How is interstitial lung disease diagnosed?
The typical symptoms and signs of interstitial lung disease, when they occur, should prompt a diagnostic work-up that includes a thorough medical history and physical examination, including blood tests to examine electrolyte levels and blood cells counts.
There is such a wide variety of causes of interstitial lung disease that besides imaging studies, pulmonary function tests, a few blood tests, and often biopsy, other testing should be specific to the findings of a good history and physical.
A history of exposures to environmental toxins may be explored if there is no apparent cause of the symptoms. Often, the precise diagnosis comes from the history if extensive occupational, vocational, travel, and exposure history is obtained.
For example, if a patient has signs and symptoms of a progressive cough and shortness of breath with radiologic findings of diffuse interstitial disease and enjoys raising and caring for pigeons, the likely diagnosis would be hypersensitivity pneumonitis (so called "pigeon breeders lung").

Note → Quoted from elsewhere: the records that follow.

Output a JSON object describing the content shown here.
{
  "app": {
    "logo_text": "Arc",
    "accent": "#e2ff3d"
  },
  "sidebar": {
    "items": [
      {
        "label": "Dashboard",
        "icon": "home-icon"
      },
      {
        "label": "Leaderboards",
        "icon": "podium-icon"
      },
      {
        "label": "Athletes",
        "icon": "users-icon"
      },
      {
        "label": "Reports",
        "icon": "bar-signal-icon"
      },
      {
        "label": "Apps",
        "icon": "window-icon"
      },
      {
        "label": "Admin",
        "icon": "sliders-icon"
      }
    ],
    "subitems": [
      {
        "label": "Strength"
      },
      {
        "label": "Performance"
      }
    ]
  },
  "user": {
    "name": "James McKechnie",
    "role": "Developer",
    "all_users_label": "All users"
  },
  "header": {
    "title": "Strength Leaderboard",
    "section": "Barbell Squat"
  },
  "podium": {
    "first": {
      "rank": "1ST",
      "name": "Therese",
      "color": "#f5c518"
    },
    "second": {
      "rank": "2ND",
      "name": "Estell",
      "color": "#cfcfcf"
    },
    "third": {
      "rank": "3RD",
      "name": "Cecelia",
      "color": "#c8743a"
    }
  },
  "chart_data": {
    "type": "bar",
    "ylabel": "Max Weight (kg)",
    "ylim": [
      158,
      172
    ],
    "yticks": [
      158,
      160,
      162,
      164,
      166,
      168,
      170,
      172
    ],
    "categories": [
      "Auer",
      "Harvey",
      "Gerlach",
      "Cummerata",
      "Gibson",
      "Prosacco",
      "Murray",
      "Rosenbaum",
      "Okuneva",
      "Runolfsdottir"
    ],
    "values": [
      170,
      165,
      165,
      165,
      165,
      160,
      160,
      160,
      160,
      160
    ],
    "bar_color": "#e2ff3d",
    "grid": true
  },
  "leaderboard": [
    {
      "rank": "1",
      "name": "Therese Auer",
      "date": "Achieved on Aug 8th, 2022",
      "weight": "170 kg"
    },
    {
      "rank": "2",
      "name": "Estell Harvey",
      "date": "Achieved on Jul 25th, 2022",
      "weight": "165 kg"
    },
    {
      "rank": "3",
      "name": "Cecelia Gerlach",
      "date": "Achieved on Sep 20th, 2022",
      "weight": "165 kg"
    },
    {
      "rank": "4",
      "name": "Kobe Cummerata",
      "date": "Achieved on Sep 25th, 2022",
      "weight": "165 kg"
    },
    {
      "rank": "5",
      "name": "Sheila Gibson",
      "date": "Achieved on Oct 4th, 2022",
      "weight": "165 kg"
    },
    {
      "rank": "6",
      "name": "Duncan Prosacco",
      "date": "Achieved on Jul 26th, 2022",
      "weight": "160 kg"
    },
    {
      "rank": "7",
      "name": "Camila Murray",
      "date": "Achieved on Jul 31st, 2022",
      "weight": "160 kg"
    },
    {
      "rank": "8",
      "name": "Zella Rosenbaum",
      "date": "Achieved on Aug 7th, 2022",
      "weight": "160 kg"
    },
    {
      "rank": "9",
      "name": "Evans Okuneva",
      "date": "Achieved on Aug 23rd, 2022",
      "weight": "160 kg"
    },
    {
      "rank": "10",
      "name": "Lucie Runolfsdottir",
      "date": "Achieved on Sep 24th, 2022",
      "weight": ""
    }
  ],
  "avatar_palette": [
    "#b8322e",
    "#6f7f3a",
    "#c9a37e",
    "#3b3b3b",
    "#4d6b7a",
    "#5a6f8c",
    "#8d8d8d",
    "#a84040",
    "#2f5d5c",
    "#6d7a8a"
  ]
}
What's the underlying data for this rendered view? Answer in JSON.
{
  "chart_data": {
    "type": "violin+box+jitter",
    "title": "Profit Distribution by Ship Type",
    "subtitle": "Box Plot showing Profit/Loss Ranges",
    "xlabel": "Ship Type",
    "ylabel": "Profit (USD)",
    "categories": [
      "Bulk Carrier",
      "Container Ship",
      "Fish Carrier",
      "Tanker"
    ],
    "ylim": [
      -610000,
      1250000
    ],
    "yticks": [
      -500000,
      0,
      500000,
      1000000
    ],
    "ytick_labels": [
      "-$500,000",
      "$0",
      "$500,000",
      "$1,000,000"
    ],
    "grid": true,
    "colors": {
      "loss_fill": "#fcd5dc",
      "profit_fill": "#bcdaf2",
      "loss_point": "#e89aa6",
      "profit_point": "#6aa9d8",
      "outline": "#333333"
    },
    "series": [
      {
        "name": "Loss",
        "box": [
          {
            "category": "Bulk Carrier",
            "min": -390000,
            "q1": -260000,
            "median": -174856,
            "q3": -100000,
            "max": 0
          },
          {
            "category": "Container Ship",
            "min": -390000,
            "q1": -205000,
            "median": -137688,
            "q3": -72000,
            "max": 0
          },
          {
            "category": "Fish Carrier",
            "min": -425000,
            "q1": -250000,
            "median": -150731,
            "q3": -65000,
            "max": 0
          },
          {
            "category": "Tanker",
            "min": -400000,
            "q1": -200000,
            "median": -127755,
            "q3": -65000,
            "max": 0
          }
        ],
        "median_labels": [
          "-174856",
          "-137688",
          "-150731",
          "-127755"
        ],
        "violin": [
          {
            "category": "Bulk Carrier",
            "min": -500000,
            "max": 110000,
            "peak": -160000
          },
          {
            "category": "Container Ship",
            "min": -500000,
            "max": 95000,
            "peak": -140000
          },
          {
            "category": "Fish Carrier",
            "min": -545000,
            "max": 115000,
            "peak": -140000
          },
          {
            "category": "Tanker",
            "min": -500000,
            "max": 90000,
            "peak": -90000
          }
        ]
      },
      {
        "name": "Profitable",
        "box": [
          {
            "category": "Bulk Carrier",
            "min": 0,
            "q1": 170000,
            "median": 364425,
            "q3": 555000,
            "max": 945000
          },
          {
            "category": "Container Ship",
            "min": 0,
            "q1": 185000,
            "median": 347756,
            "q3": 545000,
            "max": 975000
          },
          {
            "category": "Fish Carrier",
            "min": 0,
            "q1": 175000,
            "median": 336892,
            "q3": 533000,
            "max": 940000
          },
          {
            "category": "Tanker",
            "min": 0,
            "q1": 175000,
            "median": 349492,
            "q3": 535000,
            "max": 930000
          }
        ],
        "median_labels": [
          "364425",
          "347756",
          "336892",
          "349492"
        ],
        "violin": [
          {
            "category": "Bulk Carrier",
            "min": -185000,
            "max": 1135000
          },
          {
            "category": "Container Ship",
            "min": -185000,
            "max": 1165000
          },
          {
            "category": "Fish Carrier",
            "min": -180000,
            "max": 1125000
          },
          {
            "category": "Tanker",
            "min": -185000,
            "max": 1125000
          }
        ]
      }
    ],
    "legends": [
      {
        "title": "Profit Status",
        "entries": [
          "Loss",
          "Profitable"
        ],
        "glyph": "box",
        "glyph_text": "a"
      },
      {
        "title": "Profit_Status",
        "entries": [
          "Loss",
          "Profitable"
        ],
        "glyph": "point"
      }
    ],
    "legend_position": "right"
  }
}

The precise diagnosis of interstitial lung disease may require more specific testing that can include imaging studies or tissue sampling. These rarely give a definitive diagnosis. Diagnostic studies that may be useful are:
- Imaging studies of the chest and lungs are often performed early in the process, when symptoms are apparent. Both chest X-rays and high resolution CT scans of the chest may be ordered. Depending on the history and exam, other testing may be beneficial. For instance, a patient may have arthritic complaints consistent with Rheumatoid arthritis. X-rays of the effected joints may be helpful. Echocardiogram is a test that can evaluate cardiac function as well as the pressures in the lung. This can be useful both for diagnosis and treatment.
- Sometimes blood tests can aid in the diagnosis and or treatment of these patients. Tests for collagen vascular disease (lupus, rheumatoid arthritis), arterial blood gases, liver tests, and others may be beneficial.
- Noninvasive tests that measure lung function are known as pulmonary function tests (PFTs). The most common of these involves forcefully exhaling into a tube, on a device known as a spirometer, to measure lung volume and air flow. These PFTs are usually supplemented with more elaborate testing involving a device known as a body box. This helps measure more accurately the different lung volumes but also can measure gas exchange through the tissue of the lung (diffusing capacity or DLCO).
- Bronchoscopy is the direct visualization and examination of the airways of the lungs using a viewing tube. Biopsies (tissue samples) or washings of the airways are often obtained during this procedure for examination in the laboratory. Usually this does not get an accurate or definitive diagnosis, though it can be helpful to evaluate the possibility of infections, cancer, and sarcoidosis.
- Open lung biopsy is generally necessary if history and less invasive tests are non-diagnostic.
In most major centers, this biopsy is performed by minimally invasive techniques referred to as video assisted thoracic surgery (VATS). This usually only requires a brief hospital stay, sometimes less than 24 hours.